# Spark Search Engine
Done by Artur Samigullin

This Notebook shows how to make indexing with a Spark Search Engine Library on a small use case

## Part I. Indexing Dataset

### Initialize Contexts
First of all, to work with Spark Search Engine you need to import pyspark library and initialize SparkContext and SQLContext

In [1]:
import findspark
findspark.init()

import pyspark
sc = pyspark.SparkContext()

from pyspark.sql import SQLContext
sqlc = SQLContext(sc)

### Import SearchEngine class
At this step you need to import SearchEngine class from SparkSearchEngineLib.SearchEngine package

In [2]:
from SparkSearchEngineLib.SearchEngine import SearchEngine

### Initialize instance of SearchEngine class
You need to pass two parameters to SearchEngine constructor - SparkContext and SQLContext

In [3]:
se = SearchEngine(sc,sqlc)

### Index your dataset
We assume that you made all preprocessing for your files, and we expect a folder that consists of textual files in format 'Token0 Token1 ... TokenN'

In [4]:
se.construct_index('./Dataset/')

## Part II. Use Search
To use search you need to have an SearchEngine instance with constructed index. You can make it with *search( )* method.  
*search( )* method has one parameter - preprocessed query string with format 'Token0 Token1 ... TokenN'  
Method returns a list of links(filenames) with number of hits.

In [5]:
find_Python = se.search('Python')
find_Python.take(10)

['file:/Users/deusesx/Projects/P&MP/Dataset/3.txt has number of hits: 2',
 'file:/Users/deusesx/Projects/P&MP/Dataset/1.txt has number of hits: 1']

In [6]:
find_program = se.search('program')
find_program.take(10)

['file:/Users/deusesx/Projects/P&MP/Dataset/1.txt has number of hits: 2',
 'file:/Users/deusesx/Projects/P&MP/Dataset/2.txt has number of hits: 1']

In [7]:
find_both = se.search('program Python')
find_both.take(10)

['file:/Users/deusesx/Projects/P&MP/Dataset/1.txt has number of hits: 3',
 'file:/Users/deusesx/Projects/P&MP/Dataset/3.txt has number of hits: 2',
 'file:/Users/deusesx/Projects/P&MP/Dataset/2.txt has number of hits: 1']

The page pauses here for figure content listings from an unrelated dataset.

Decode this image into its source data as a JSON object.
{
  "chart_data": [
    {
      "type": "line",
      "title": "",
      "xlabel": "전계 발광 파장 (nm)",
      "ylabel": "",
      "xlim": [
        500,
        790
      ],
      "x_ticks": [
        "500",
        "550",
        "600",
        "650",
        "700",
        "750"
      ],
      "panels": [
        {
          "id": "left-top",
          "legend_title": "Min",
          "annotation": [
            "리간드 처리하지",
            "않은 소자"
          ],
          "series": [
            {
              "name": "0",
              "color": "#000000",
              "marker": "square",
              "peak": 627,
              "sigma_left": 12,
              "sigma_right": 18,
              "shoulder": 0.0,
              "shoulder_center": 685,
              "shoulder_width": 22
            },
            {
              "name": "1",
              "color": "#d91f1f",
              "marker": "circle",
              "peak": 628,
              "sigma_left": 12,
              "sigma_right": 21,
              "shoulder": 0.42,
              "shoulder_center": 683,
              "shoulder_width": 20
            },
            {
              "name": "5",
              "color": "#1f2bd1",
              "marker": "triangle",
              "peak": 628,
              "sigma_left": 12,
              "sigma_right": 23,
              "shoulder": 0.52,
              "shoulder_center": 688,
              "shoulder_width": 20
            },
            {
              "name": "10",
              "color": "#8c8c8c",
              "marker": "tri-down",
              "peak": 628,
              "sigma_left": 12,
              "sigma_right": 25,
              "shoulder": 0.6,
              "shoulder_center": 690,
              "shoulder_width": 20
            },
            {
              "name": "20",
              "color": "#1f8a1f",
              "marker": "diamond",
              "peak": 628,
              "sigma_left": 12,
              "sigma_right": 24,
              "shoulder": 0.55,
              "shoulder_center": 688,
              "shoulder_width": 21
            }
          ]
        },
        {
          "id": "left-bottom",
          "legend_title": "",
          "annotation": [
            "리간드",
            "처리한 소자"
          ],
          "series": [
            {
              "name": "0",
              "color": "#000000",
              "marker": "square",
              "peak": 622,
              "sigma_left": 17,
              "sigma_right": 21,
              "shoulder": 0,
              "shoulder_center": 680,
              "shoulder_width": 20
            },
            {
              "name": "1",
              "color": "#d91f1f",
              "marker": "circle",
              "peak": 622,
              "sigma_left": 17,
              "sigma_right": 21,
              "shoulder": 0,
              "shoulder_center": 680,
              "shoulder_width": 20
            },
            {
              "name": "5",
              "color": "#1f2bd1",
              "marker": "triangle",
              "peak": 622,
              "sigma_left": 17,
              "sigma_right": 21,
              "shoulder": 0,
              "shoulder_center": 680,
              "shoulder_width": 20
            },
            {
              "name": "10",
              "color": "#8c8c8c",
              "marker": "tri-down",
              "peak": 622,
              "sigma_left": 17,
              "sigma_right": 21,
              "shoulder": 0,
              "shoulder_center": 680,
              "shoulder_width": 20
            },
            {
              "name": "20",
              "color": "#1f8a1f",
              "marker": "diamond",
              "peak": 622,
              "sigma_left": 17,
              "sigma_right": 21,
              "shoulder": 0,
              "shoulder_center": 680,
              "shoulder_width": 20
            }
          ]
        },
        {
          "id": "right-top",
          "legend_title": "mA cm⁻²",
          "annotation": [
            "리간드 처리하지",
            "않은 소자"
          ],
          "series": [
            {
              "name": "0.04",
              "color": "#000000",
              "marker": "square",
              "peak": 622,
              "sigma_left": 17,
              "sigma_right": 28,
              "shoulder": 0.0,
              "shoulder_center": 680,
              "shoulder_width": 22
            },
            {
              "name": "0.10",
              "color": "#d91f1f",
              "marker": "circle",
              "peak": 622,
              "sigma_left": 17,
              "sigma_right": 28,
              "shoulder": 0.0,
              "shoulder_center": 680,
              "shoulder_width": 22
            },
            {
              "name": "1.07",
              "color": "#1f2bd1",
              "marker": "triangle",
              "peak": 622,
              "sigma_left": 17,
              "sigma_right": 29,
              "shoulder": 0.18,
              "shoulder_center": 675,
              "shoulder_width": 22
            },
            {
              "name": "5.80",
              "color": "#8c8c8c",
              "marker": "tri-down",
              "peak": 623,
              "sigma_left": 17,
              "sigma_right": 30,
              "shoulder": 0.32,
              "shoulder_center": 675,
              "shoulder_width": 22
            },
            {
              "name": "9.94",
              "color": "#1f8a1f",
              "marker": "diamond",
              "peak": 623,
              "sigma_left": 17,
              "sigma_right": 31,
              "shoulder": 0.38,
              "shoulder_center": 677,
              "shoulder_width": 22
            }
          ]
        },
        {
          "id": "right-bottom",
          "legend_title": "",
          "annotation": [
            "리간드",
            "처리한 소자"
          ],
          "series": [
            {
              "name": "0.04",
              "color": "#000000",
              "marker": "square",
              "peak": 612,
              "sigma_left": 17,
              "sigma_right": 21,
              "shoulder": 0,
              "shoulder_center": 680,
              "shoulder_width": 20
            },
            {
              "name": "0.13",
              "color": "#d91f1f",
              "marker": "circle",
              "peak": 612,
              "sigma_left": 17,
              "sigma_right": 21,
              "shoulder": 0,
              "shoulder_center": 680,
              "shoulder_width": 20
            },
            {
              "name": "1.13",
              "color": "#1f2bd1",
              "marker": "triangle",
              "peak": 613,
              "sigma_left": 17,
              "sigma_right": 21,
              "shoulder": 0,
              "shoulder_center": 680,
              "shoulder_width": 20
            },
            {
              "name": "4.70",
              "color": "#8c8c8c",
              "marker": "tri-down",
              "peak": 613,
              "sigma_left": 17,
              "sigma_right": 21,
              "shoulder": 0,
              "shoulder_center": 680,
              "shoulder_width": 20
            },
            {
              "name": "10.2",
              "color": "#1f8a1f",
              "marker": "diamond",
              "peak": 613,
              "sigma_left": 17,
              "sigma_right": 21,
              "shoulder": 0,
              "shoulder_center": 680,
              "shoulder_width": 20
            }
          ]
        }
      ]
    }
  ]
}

## Part III. Files Manipulation
You can store your index in a *parquet* format. To make this just use *save_index( )* method.  
*save_index( )* method has one parameter - string with filename.  
Note that if filename is already exists, it will be overwritten by *save_index( )* method.

In [8]:
se.save_index('index.parquet')

In [9]:
se2 = SearchEngine(sc, sqlc)

You can load index from *parquet* format with *load_index( )* method.  
*load_index( )* method takes one parameter - filename.

In [10]:
se2.load_index('index.parquet')